The East Hampton Town Board will address the situation at the airport — what has transpired to date and the town’s options after its latest legal setback — at its work session on Tuesday.
After having implemented a temporary restraining order in May preventing the town from closing East Hampton Airport and reopening it 33 hours later as a private facility with new restrictions on aircraft operations, New York State Supreme Court Justice Paul Baisley last month ruled that by planning to conduct an environmental impact statement after the airport’s closure and reopening, the town had acted beyond its legal abilities and in an arbitrary and capricious manner.
Before its public discussion on Tuesday, the town board will meet in executive session with its consultants on Monday to discuss the airport, which has been a continued source of frustration to many residents, particularly in Wainscott.
At the town board meeting last Thursday, an irate Wainscott resident complained about aircraft “coming in at a higher rate than ever” and conditions in the hamlet that he described as “unlivable” and “absolutely insane.”
The board had made a sincere attempt to address airport noise and volume, Supervisor Peter Van Scoyoc told the caller, James Clark. “We were sued in the process of trying to do that by a number of litigants. . . . The State Supreme Court recently ruled that we cannot regulate the airport at this time.”
The judge issued the temporary restraining order in May one day before the airport’s scheduled temporary closure, following oral arguments in three parallel lawsuits challenging the plan. To date, the plaintiffs — Blade Air Mobility, East End Hangars, and the Coalition to Keep East Hampton Airport Open, along with several individuals — have been successful in preventing the airport’s closure and new restrictions on aircraft operations. The lawsuits have since been merged.
The board had planned to limit aircraft operators to one takeoff and one landing per day, impose other restrictions based on the size and noise of aircraft, and implement an 8 p.m. to 8 a.m. curfew Monday through Thursday and from 7 p.m. to 9 a.m. Friday through Sunday and on federal holidays. All of these were prohibited by Justice Baisley.
While overall air traffic is “down about a third” from the previous year, Supervisor Van Scoyoc said “there were more flights that occurred over Wainscott than the other hamlets,” echoing an observation frequently made by members of the hamlet’s citizens advisory committee. “Wainscott bore the brunt,” he said.
At that hamlet’s citizens advisory committee meeting on Saturday, the focus shifted from the big-picture future of the airport to a short-term emphasis on the flight routes that aircraft are using.

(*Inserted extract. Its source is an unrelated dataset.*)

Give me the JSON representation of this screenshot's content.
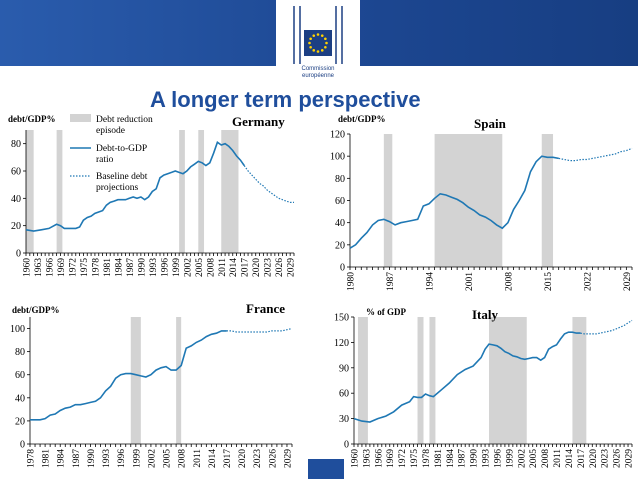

Of most concern to the committee at present is the “two-way traffic” of aircraft takeoffs and landings occurring within short time spans over the same flight paths, with members saying they hope to influence the routes by next summer.
“Any recommendation we make about the future of the airport is kind of a moot point right now” because of the ongoing litigation, Carolyn Logan Gluck, the C.A.C.’s chairwoman, said after the meeting. Flight routes are “something over which we can make recommendations, which we hope the town and the airport managers will hear.”

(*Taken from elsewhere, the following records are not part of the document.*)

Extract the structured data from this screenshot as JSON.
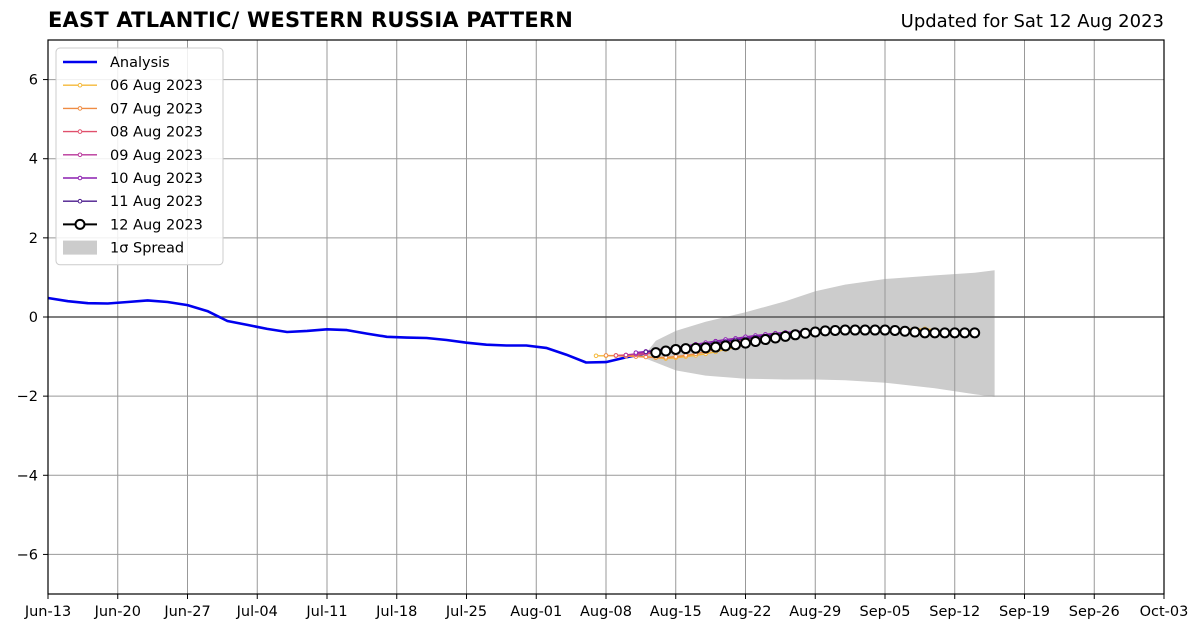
{
  "chart_data": {
    "type": "line",
    "title": "EAST ATLANTIC/ WESTERN RUSSIA PATTERN",
    "subtitle": "Updated for Sat 12 Aug 2023",
    "xlabel": "",
    "ylabel": "",
    "x_range": [
      "2023-06-13",
      "2023-10-03"
    ],
    "ylim": [
      -7,
      7
    ],
    "grid": true,
    "legend_position": "top-left",
    "x_ticks": [
      "Jun-13",
      "Jun-20",
      "Jun-27",
      "Jul-04",
      "Jul-11",
      "Jul-18",
      "Jul-25",
      "Aug-01",
      "Aug-08",
      "Aug-15",
      "Aug-22",
      "Aug-29",
      "Sep-05",
      "Sep-12",
      "Sep-19",
      "Sep-26",
      "Oct-03"
    ],
    "y_ticks": [
      "6",
      "4",
      "2",
      "0",
      "−2",
      "−4",
      "−6"
    ],
    "y_tick_values": [
      6,
      4,
      2,
      0,
      -2,
      -4,
      -6
    ],
    "analysis": {
      "name": "Analysis",
      "color": "#0000ee",
      "points": [
        [
          "2023-06-13",
          0.48
        ],
        [
          "2023-06-15",
          0.4
        ],
        [
          "2023-06-17",
          0.35
        ],
        [
          "2023-06-19",
          0.34
        ],
        [
          "2023-06-21",
          0.38
        ],
        [
          "2023-06-23",
          0.42
        ],
        [
          "2023-06-25",
          0.38
        ],
        [
          "2023-06-27",
          0.3
        ],
        [
          "2023-06-29",
          0.15
        ],
        [
          "2023-07-01",
          -0.1
        ],
        [
          "2023-07-03",
          -0.2
        ],
        [
          "2023-07-05",
          -0.3
        ],
        [
          "2023-07-07",
          -0.38
        ],
        [
          "2023-07-09",
          -0.35
        ],
        [
          "2023-07-11",
          -0.31
        ],
        [
          "2023-07-13",
          -0.33
        ],
        [
          "2023-07-15",
          -0.42
        ],
        [
          "2023-07-17",
          -0.5
        ],
        [
          "2023-07-19",
          -0.52
        ],
        [
          "2023-07-21",
          -0.53
        ],
        [
          "2023-07-23",
          -0.58
        ],
        [
          "2023-07-25",
          -0.65
        ],
        [
          "2023-07-27",
          -0.7
        ],
        [
          "2023-07-29",
          -0.72
        ],
        [
          "2023-07-31",
          -0.72
        ],
        [
          "2023-08-02",
          -0.78
        ],
        [
          "2023-08-04",
          -0.95
        ],
        [
          "2023-08-06",
          -1.15
        ],
        [
          "2023-08-08",
          -1.14
        ],
        [
          "2023-08-10",
          -1.02
        ],
        [
          "2023-08-12",
          -0.92
        ]
      ]
    },
    "forecasts": [
      {
        "name": "06 Aug 2023",
        "color": "#f4b83a",
        "start": "2023-08-07",
        "values": [
          -0.98,
          -0.98,
          -0.97,
          -0.97,
          -0.98,
          -1.0,
          -1.03,
          -1.05,
          -1.03,
          -1.0,
          -0.97,
          -0.93,
          -0.88,
          -0.82,
          -0.76,
          -0.7,
          -0.64,
          -0.58,
          -0.52,
          -0.47,
          -0.42,
          -0.39,
          -0.37,
          -0.35,
          -0.33,
          -0.32,
          -0.31,
          -0.3,
          -0.3,
          -0.3,
          -0.29,
          -0.3,
          -0.3,
          -0.3,
          -0.32
        ]
      },
      {
        "name": "07 Aug 2023",
        "color": "#ef8c43",
        "start": "2023-08-08",
        "values": [
          -0.97,
          -0.98,
          -0.99,
          -1.0,
          -1.01,
          -1.02,
          -1.02,
          -1.0,
          -0.97,
          -0.93,
          -0.88,
          -0.82,
          -0.76,
          -0.7,
          -0.64,
          -0.58,
          -0.53,
          -0.48,
          -0.44,
          -0.4,
          -0.38,
          -0.36,
          -0.34,
          -0.33,
          -0.32,
          -0.32,
          -0.31,
          -0.31,
          -0.31,
          -0.32,
          -0.33,
          -0.33,
          -0.34,
          -0.35
        ]
      },
      {
        "name": "08 Aug 2023",
        "color": "#e0506c",
        "start": "2023-08-09",
        "values": [
          -0.97,
          -0.96,
          -0.95,
          -0.93,
          -0.9,
          -0.87,
          -0.84,
          -0.8,
          -0.77,
          -0.73,
          -0.69,
          -0.65,
          -0.61,
          -0.57,
          -0.53,
          -0.49,
          -0.46,
          -0.43,
          -0.4,
          -0.38,
          -0.36,
          -0.35,
          -0.34,
          -0.33,
          -0.33,
          -0.33,
          -0.33,
          -0.34,
          -0.35,
          -0.36,
          -0.37,
          -0.38,
          -0.39
        ]
      },
      {
        "name": "09 Aug 2023",
        "color": "#b8349a",
        "start": "2023-08-10",
        "values": [
          -0.96,
          -0.93,
          -0.9,
          -0.87,
          -0.84,
          -0.8,
          -0.76,
          -0.73,
          -0.69,
          -0.65,
          -0.61,
          -0.57,
          -0.53,
          -0.5,
          -0.46,
          -0.43,
          -0.4,
          -0.38,
          -0.36,
          -0.34,
          -0.33,
          -0.32,
          -0.32,
          -0.32,
          -0.33,
          -0.34,
          -0.35,
          -0.36,
          -0.37,
          -0.38,
          -0.39,
          -0.4
        ]
      },
      {
        "name": "10 Aug 2023",
        "color": "#8c1eb0",
        "start": "2023-08-11",
        "values": [
          -0.9,
          -0.87,
          -0.84,
          -0.8,
          -0.77,
          -0.73,
          -0.69,
          -0.65,
          -0.61,
          -0.57,
          -0.54,
          -0.5,
          -0.47,
          -0.44,
          -0.41,
          -0.39,
          -0.37,
          -0.35,
          -0.34,
          -0.33,
          -0.32,
          -0.32,
          -0.32,
          -0.33,
          -0.34,
          -0.35,
          -0.36,
          -0.37,
          -0.38,
          -0.39,
          -0.4
        ]
      },
      {
        "name": "11 Aug 2023",
        "color": "#4a1a8c",
        "start": "2023-08-12",
        "values": [
          -0.88,
          -0.85,
          -0.82,
          -0.79,
          -0.76,
          -0.72,
          -0.69,
          -0.65,
          -0.62,
          -0.58,
          -0.55,
          -0.51,
          -0.48,
          -0.45,
          -0.42,
          -0.4,
          -0.38,
          -0.36,
          -0.35,
          -0.34,
          -0.33,
          -0.33,
          -0.33,
          -0.34,
          -0.35,
          -0.36,
          -0.37,
          -0.38,
          -0.39,
          -0.4
        ]
      },
      {
        "name": "12 Aug 2023",
        "color": "#000000",
        "start": "2023-08-13",
        "values": [
          -0.9,
          -0.86,
          -0.82,
          -0.8,
          -0.79,
          -0.78,
          -0.76,
          -0.73,
          -0.7,
          -0.66,
          -0.62,
          -0.57,
          -0.53,
          -0.49,
          -0.45,
          -0.41,
          -0.38,
          -0.35,
          -0.34,
          -0.33,
          -0.33,
          -0.33,
          -0.33,
          -0.33,
          -0.34,
          -0.36,
          -0.38,
          -0.4,
          -0.4,
          -0.4,
          -0.4,
          -0.4,
          -0.4
        ]
      }
    ],
    "spread": {
      "name": "1σ Spread",
      "color": "#cccccc",
      "x": [
        "2023-08-12",
        "2023-08-13",
        "2023-08-15",
        "2023-08-18",
        "2023-08-22",
        "2023-08-26",
        "2023-08-29",
        "2023-09-01",
        "2023-09-05",
        "2023-09-10",
        "2023-09-14",
        "2023-09-16"
      ],
      "upper": [
        -0.92,
        -0.6,
        -0.35,
        -0.12,
        0.12,
        0.4,
        0.65,
        0.82,
        0.96,
        1.05,
        1.12,
        1.18
      ],
      "lower": [
        -1.05,
        -1.15,
        -1.35,
        -1.48,
        -1.56,
        -1.58,
        -1.58,
        -1.6,
        -1.66,
        -1.8,
        -1.95,
        -2.02
      ]
    }
  }
}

The committee will start by researching those flight routes and how they are delineated because “it’s not clear to us who, besides the airport manager, is involved in that decision-making,” she said.

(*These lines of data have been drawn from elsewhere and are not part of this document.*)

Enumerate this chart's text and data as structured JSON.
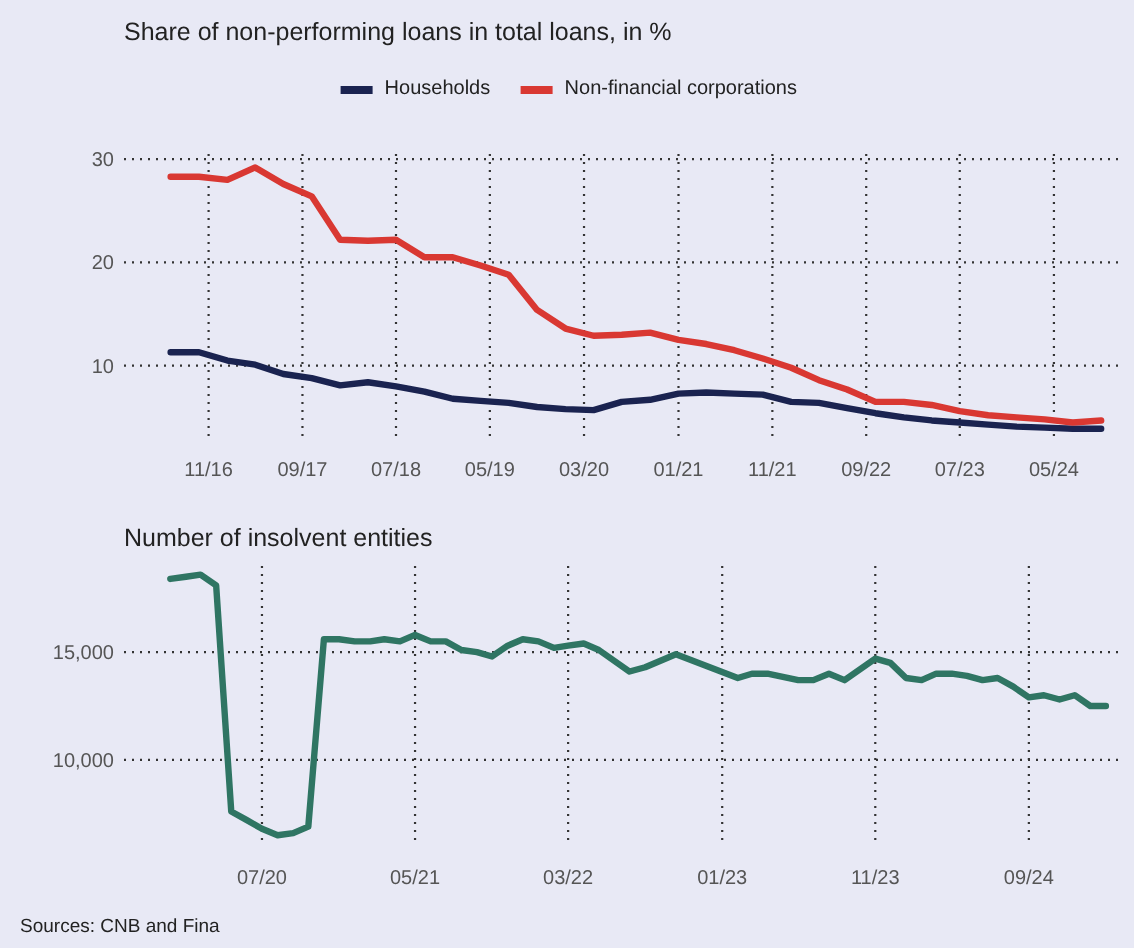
{
  "chart_data": [
    {
      "type": "line",
      "title": "Share of non-performing loans in total loans, in %",
      "legend": "top",
      "grid": true,
      "x": [
        "2016-07",
        "2016-10",
        "2017-01",
        "2017-04",
        "2017-07",
        "2017-10",
        "2018-01",
        "2018-04",
        "2018-07",
        "2018-10",
        "2019-01",
        "2019-04",
        "2019-07",
        "2019-10",
        "2020-01",
        "2020-04",
        "2020-07",
        "2020-10",
        "2021-01",
        "2021-04",
        "2021-07",
        "2021-10",
        "2022-01",
        "2022-04",
        "2022-07",
        "2022-10",
        "2023-01",
        "2023-04",
        "2023-07",
        "2023-10",
        "2024-01",
        "2024-04",
        "2024-07",
        "2024-10"
      ],
      "series": [
        {
          "name": "Households",
          "color": "#1a2350",
          "values": [
            11.3,
            11.3,
            10.5,
            10.1,
            9.2,
            8.8,
            8.1,
            8.4,
            8.0,
            7.5,
            6.8,
            6.6,
            6.4,
            6.0,
            5.8,
            5.7,
            6.5,
            6.7,
            7.3,
            7.4,
            7.3,
            7.2,
            6.5,
            6.4,
            5.9,
            5.4,
            5.0,
            4.7,
            4.5,
            4.3,
            4.1,
            4.0,
            3.9,
            3.9
          ]
        },
        {
          "name": "Non-financial corporations",
          "color": "#d93832",
          "values": [
            28.3,
            28.3,
            28.0,
            29.2,
            27.6,
            26.4,
            22.2,
            22.1,
            22.2,
            20.5,
            20.5,
            19.7,
            18.8,
            15.4,
            13.6,
            12.9,
            13.0,
            13.2,
            12.5,
            12.1,
            11.5,
            10.7,
            9.8,
            8.6,
            7.7,
            6.5,
            6.5,
            6.2,
            5.6,
            5.2,
            5.0,
            4.8,
            4.5,
            4.7
          ]
        }
      ],
      "xlim": [
        "2016-02",
        "2024-12"
      ],
      "xticks": [
        {
          "value": "2016-11",
          "label": "11/16"
        },
        {
          "value": "2017-09",
          "label": "09/17"
        },
        {
          "value": "2018-07",
          "label": "07/18"
        },
        {
          "value": "2019-05",
          "label": "05/19"
        },
        {
          "value": "2020-03",
          "label": "03/20"
        },
        {
          "value": "2021-01",
          "label": "01/21"
        },
        {
          "value": "2021-11",
          "label": "11/21"
        },
        {
          "value": "2022-09",
          "label": "09/22"
        },
        {
          "value": "2023-07",
          "label": "07/23"
        },
        {
          "value": "2024-05",
          "label": "05/24"
        }
      ],
      "ylim": [
        3,
        30.5
      ],
      "yticks": [
        10,
        20,
        30
      ]
    },
    {
      "type": "line",
      "title": "Number of insolvent entities",
      "grid": true,
      "series": [
        {
          "color": "#2f7563",
          "x": [
            "2020-01",
            "2020-02",
            "2020-03",
            "2020-04",
            "2020-05",
            "2020-06",
            "2020-07",
            "2020-08",
            "2020-09",
            "2020-10",
            "2020-11",
            "2020-12",
            "2021-01",
            "2021-02",
            "2021-03",
            "2021-04",
            "2021-05",
            "2021-06",
            "2021-07",
            "2021-08",
            "2021-09",
            "2021-10",
            "2021-11",
            "2021-12",
            "2022-01",
            "2022-02",
            "2022-03",
            "2022-04",
            "2022-05",
            "2022-07",
            "2022-08",
            "2022-10",
            "2023-02",
            "2023-03",
            "2023-04",
            "2023-06",
            "2023-07",
            "2023-08",
            "2023-09",
            "2023-11",
            "2023-12",
            "2024-01",
            "2024-02",
            "2024-03",
            "2024-04",
            "2024-05",
            "2024-06",
            "2024-07",
            "2024-08",
            "2024-09",
            "2024-10",
            "2024-11",
            "2024-12",
            "2025-01",
            "2025-02"
          ],
          "values": [
            18400,
            18500,
            18600,
            18100,
            7600,
            7200,
            6800,
            6500,
            6600,
            6900,
            15600,
            15600,
            15500,
            15500,
            15600,
            15500,
            15800,
            15500,
            15500,
            15100,
            15000,
            14800,
            15300,
            15600,
            15500,
            15200,
            15300,
            15400,
            15100,
            14100,
            14300,
            14900,
            13800,
            14000,
            14000,
            13700,
            13700,
            14000,
            13700,
            14700,
            14500,
            13800,
            13700,
            14000,
            14000,
            13900,
            13700,
            13800,
            13400,
            12900,
            13000,
            12800,
            13000,
            12500,
            12500
          ]
        }
      ],
      "xlim": [
        "2019-10",
        "2025-03"
      ],
      "xticks": [
        {
          "value": "2020-07",
          "label": "07/20"
        },
        {
          "value": "2021-05",
          "label": "05/21"
        },
        {
          "value": "2022-03",
          "label": "03/22"
        },
        {
          "value": "2023-01",
          "label": "01/23"
        },
        {
          "value": "2023-11",
          "label": "11/23"
        },
        {
          "value": "2024-09",
          "label": "09/24"
        }
      ],
      "ylim": [
        6000,
        19000
      ],
      "yticks": [
        {
          "value": 10000,
          "label": "10,000"
        },
        {
          "value": 15000,
          "label": "15,000"
        }
      ],
      "annotations": [
        "Sources: CNB and Fina"
      ]
    }
  ]
}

Ms. Logan Gluck acknowledged that “any shift in the flight routes is going to have an impact on other members of the community,” so the committee will try to avoid making recommendations that shift the burden of air traffic to other hamlets or villages. “Our overwhelming concern is public safety,” she said.
During the meeting, Barry Raebeck, an outspoken critic of the airport, asserted that “you cannot solve the problem by changing the routes.”
The town was theoretically free to retake control of the airport with the expiration of federal grant assurances in September 2021. The town board, with input from consultants and residents, landed on a middle path between the status quo and closure of the airport with the set of restrictions it planned to impose. “Now, these lawsuits are currently preventing us” from imposing restrictions at the airport, Mr. Van Scoyoc told Mr. Clark last Thursday. “But we are intending to persevere until we gain control over our town-owned airport and can regulate in a way that the community supports.”
Mr. Clark was unmoved. “Do you not realize these people don’t care about regulating?” he asked. “They will do anything they possibly can to keep this airport . . . and you’re still willing to compromise over these things.” He recommended that the town close the airport.
“We’ve been told by a judge we can’t do that,” Mr. Van Scoyoc said.